Metal bipolar plates
Metal bipolar plates are essential components in fuel cell technology, gradually emerging as the mainstream choice due to their cost-effectiveness and superior mechanical properties. These plates are crafted from a variety of metals and metal-based composite materials, each offering unique advantages in fuel cell applications.
A Detailed Understanding of the Working Principle, Manufacturing Process, and Metal Materials of Metal Bipolar Plates >>>
Materials such as stainless steel, aluminum alloys, titanium alloys, nickel alloys, copper alloys, and metal-based composites find extensive use in the manufacturing of metal bipolar plates. Traditional stamping or photo etching processes are employed to produce ultra-thin metal sheets as thin as 0.1mm for bipolar plate fabrication.
Metal plates, being relatively thinner, exhibit higher volume power density, making them well-suited for high-power-density fuel cell stacks. They are widely utilized in passenger vehicles and other applications requiring high power output. However, metal plates may suffer from reduced durability, higher production costs influenced by material selection, and susceptibility to oxidation reactions and corrosion in acidic environments or high-temperature conditions.
It’s worth noting that achieving large-scale production of metal bipolar plates could significantly reduce production costs, making it a focal point of research in the industry. As advancements continue, metal bipolar plates hold promise for further optimizing fuel cell technology, contributing to the advancement of clean energy solutions.
Composite bipolar plates
Composite bipolar plates represent a pioneering advancement in fuel cell technology, composed of two or more materials synthesized to create innovative solutions. Let’s delve into what makes composite bipolar plates stand out.
Composite bipolar plates feature a blend of materials, notably carbon/carbon composites and graphite/polymer composites. These combinations aim to leverage the corrosion resistance of graphite materials with the processability and high hardness characteristics of metals, addressing the limitations inherent in individual materials.
Current research focuses on surface modifications of anode plates made of aluminum alloys, carbon steel, or stainless steels like 316L and 310L. Surface modification techniques include carbon-based coating, metal nitride coating, and polymer coating, enhancing their performance and durability.

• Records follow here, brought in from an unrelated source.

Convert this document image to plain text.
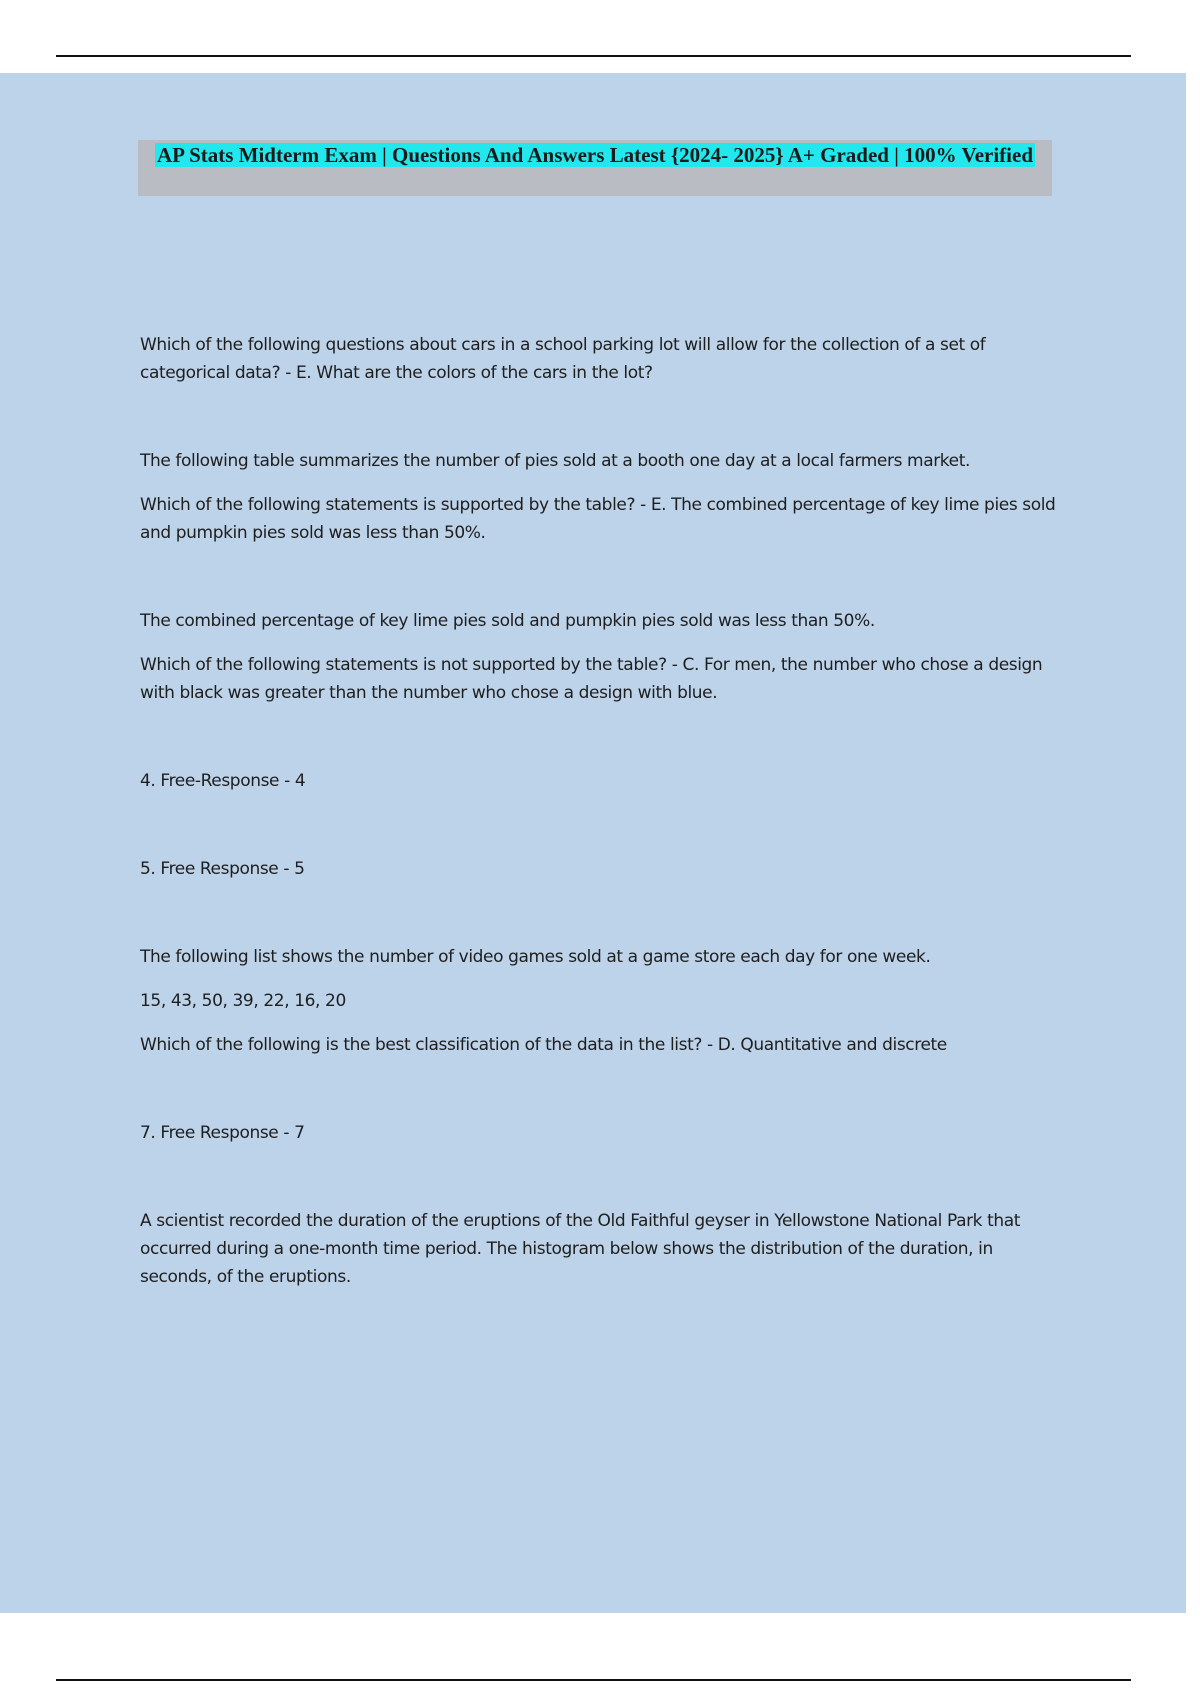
AP Stats Midterm Exam | Questions And Answers Latest {2024- 2025} A+ Graded | 100% Verified

Which of the following questions about cars in a school parking lot will allow for the collection of a set of categorical data? - E. What are the colors of the cars in the lot?

The following table summarizes the number of pies sold at a booth one day at a local farmers market.

Which of the following statements is supported by the table? - E. The combined percentage of key lime pies sold and pumpkin pies sold was less than 50%.

The combined percentage of key lime pies sold and pumpkin pies sold was less than 50%.

Which of the following statements is not supported by the table? - C. For men, the number who chose a design with black was greater than the number who chose a design with blue.

4. Free-Response - 4

5. Free Response - 5

The following list shows the number of video games sold at a game store each day for one week.

15, 43, 50, 39, 22, 16, 20

Which of the following is the best classification of the data in the list? - D. Quantitative and discrete

7. Free Response - 7

A scientist recorded the duration of the eruptions of the Old Faithful geyser in Yellowstone National Park that occurred during a one-month time period. The histogram below shows the distribution of the duration, in seconds, of the eruptions.
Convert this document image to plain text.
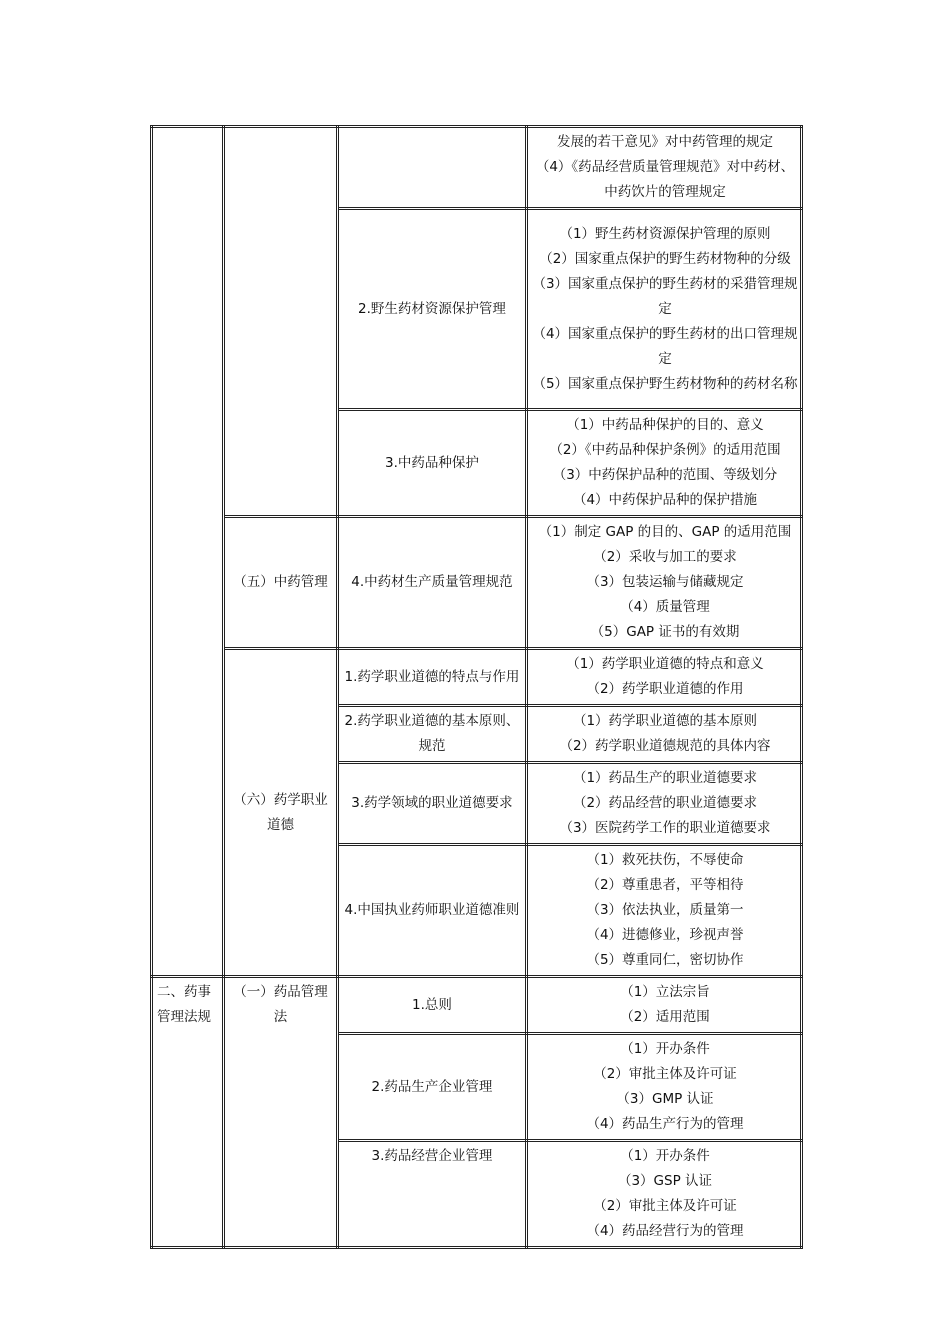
			发展的若干意见》对中药管理的规定
（4）《药品经营质量管理规范》对中药材、中药饮片的管理规定

		2.野生药材资源保护管理	（1）野生药材资源保护管理的原则
（2）国家重点保护的野生药材物种的分级
（3）国家重点保护的野生药材的采猎管理规定
（4）国家重点保护的野生药材的出口管理规定
（5）国家重点保护野生药材物种的药材名称

		3.中药品种保护	（1）中药品种保护的目的、意义
（2）《中药品种保护条例》的适用范围
（3）中药保护品种的范围、等级划分
（4）中药保护品种的保护措施

	（五）中药管理	4.中药材生产质量管理规范	（1）制定 GAP 的目的、GAP 的适用范围
（2）采收与加工的要求
（3）包装运输与储藏规定
（4）质量管理
（5）GAP 证书的有效期

	（六）药学职业道德	1.药学职业道德的特点与作用	（1）药学职业道德的特点和意义
（2）药学职业道德的作用

		2.药学职业道德的基本原则、规范	（1）药学职业道德的基本原则
（2）药学职业道德规范的具体内容

		3.药学领域的职业道德要求	（1）药品生产的职业道德要求
（2）药品经营的职业道德要求
（3）医院药学工作的职业道德要求

		4.中国执业药师职业道德准则	（1）救死扶伤，不辱使命
（2）尊重患者，平等相待
（3）依法执业，质量第一
（4）进德修业，珍视声誉
（5）尊重同仁，密切协作

二、药事管理法规	（一）药品管理法	1.总则	（1）立法宗旨
（2）适用范围

		2.药品生产企业管理	（1）开办条件
（2）审批主体及许可证
（3）GMP 认证
（4）药品生产行为的管理

		3.药品经营企业管理	（1）开办条件
（3）GSP 认证
（2）审批主体及许可证
（4）药品经营行为的管理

Despite their potential benefits, composite bipolar plates face certain challenges. Their extended processing cycles and complex production processes, coupled with reliability issues over prolonged usage, limit their widespread adoption in fuel cell applications.
Moreover, surface coating technologies demand stringent equipment requirements, particularly for processes involving precious metal electroplating, which significantly adds to production costs.

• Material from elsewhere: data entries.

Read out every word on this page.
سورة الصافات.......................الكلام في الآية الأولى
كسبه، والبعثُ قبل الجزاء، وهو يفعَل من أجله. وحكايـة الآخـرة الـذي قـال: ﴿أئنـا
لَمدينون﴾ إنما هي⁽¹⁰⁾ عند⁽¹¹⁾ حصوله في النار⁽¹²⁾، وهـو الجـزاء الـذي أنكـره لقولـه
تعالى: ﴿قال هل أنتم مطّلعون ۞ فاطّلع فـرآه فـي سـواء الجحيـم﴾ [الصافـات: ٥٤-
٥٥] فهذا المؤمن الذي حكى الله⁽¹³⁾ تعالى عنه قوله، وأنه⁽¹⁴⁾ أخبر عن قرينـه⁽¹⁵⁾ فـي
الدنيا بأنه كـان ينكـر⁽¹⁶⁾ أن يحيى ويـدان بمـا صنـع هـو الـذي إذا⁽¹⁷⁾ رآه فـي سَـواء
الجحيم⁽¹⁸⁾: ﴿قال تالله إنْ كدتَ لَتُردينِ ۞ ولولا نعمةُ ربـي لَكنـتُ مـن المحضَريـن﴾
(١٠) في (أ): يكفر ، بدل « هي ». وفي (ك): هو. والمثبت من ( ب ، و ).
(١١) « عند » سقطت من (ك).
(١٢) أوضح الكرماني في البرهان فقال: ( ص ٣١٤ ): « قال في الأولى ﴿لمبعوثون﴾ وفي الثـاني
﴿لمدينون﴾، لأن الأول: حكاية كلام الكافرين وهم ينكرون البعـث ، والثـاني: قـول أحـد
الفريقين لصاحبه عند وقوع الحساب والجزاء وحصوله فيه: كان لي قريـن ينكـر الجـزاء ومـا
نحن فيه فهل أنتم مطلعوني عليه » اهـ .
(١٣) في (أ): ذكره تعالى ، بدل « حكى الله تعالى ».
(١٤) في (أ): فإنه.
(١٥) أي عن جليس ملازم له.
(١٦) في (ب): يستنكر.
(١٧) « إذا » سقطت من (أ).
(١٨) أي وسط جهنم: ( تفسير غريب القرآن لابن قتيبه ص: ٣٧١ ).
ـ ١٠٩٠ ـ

Bipolar plates are vital components of fuel cells, and the search for high-performance and cost-effective new materials and fabrication methods for bipolar plates is crucial for the industrialization of fuel cell vehicles. Among various bipolar plate materials, metal bipolar plates have advantages in conductivity, fatigue resistance, etc., compared to graphite bipolar plates, making them more conducive to miniaturization and significantly significant for increasing the power density of fuel cell stacks.

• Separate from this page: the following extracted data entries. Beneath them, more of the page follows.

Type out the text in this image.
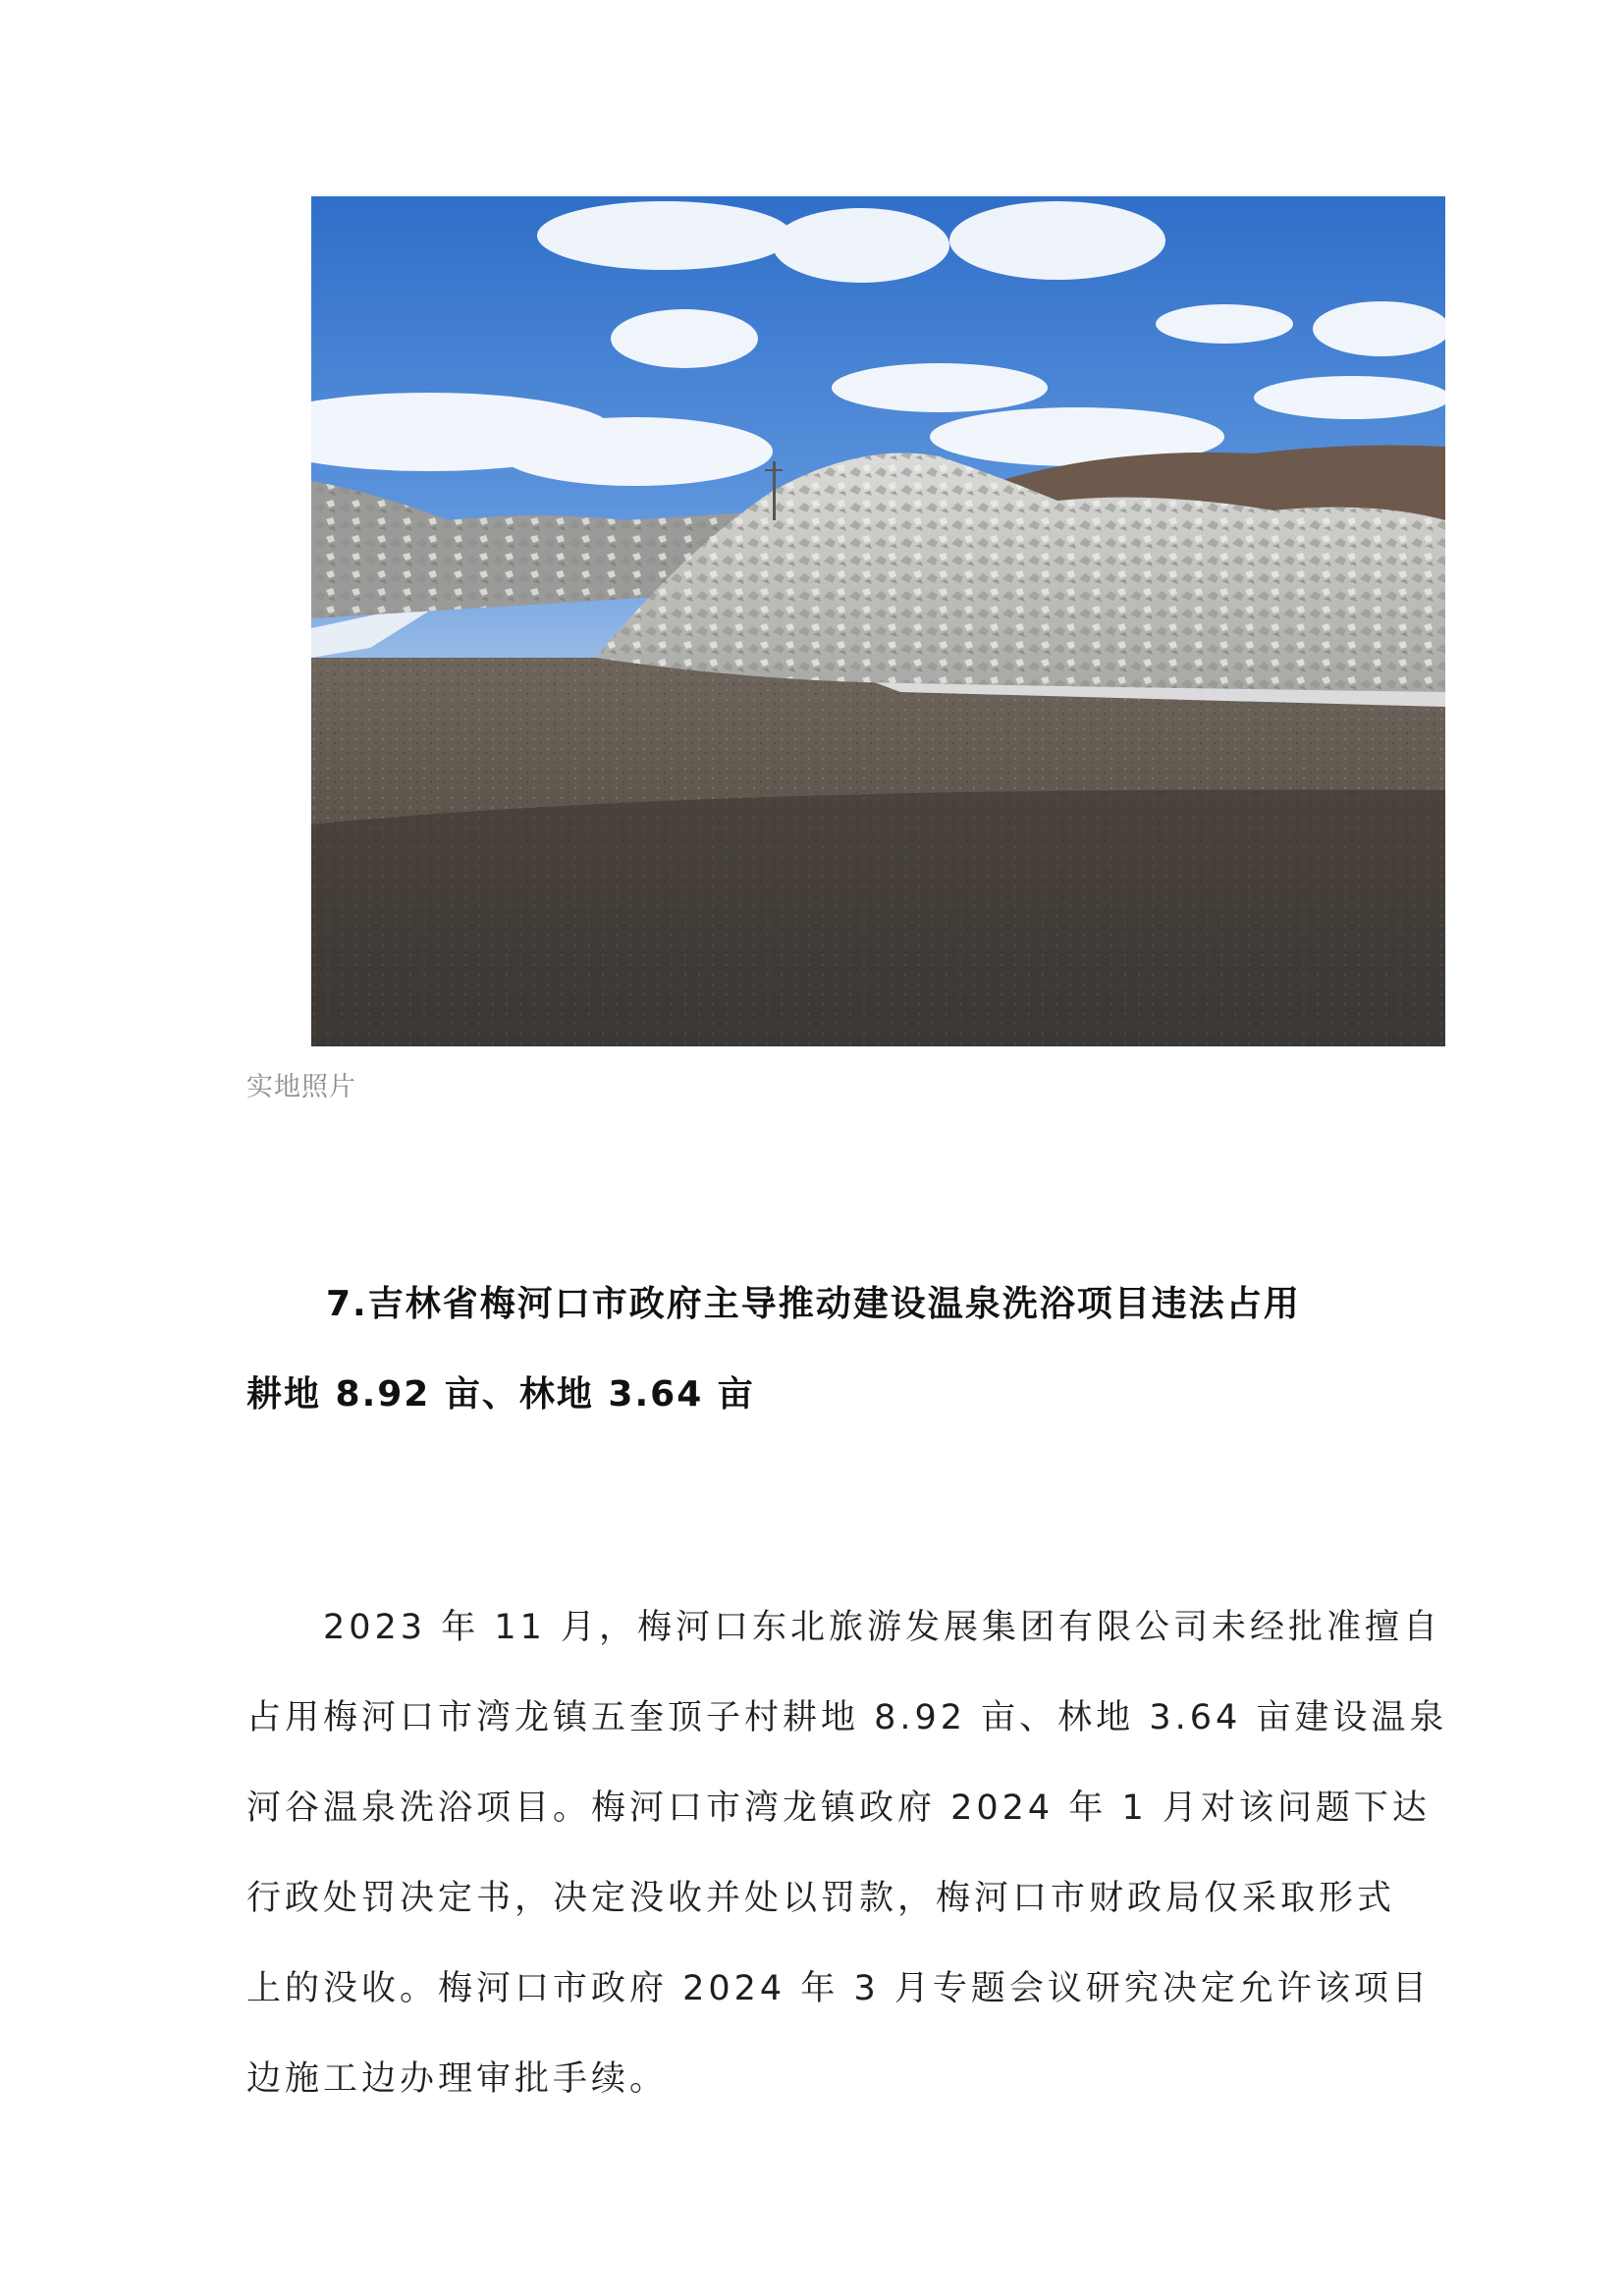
实地照片
7.吉林省梅河口市政府主导推动建设温泉洗浴项目违法占用
耕地 8.92 亩、林地 3.64 亩
2023 年 11 月，梅河口东北旅游发展集团有限公司未经批准擅自
占用梅河口市湾龙镇五奎顶子村耕地 8.92 亩、林地 3.64 亩建设温泉
河谷温泉洗浴项目。梅河口市湾龙镇政府 2024 年 1 月对该问题下达
行政处罚决定书，决定没收并处以罚款，梅河口市财政局仅采取形式
上的没收。梅河口市政府 2024 年 3 月专题会议研究决定允许该项目
边施工边办理审批手续。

In the future, the development of excellent corrosion-resistant and conductive coatings or new types of metal materials for bipolar plates will greatly promote the application of PEMFCs in the passenger vehicle field. Moreover, technological advancements driving cost reduction are equally critical, and accelerating the transformation of bipolar plate products from laboratory achievements to industrial products is the most direct path to cost reduction and efficiency enhancement.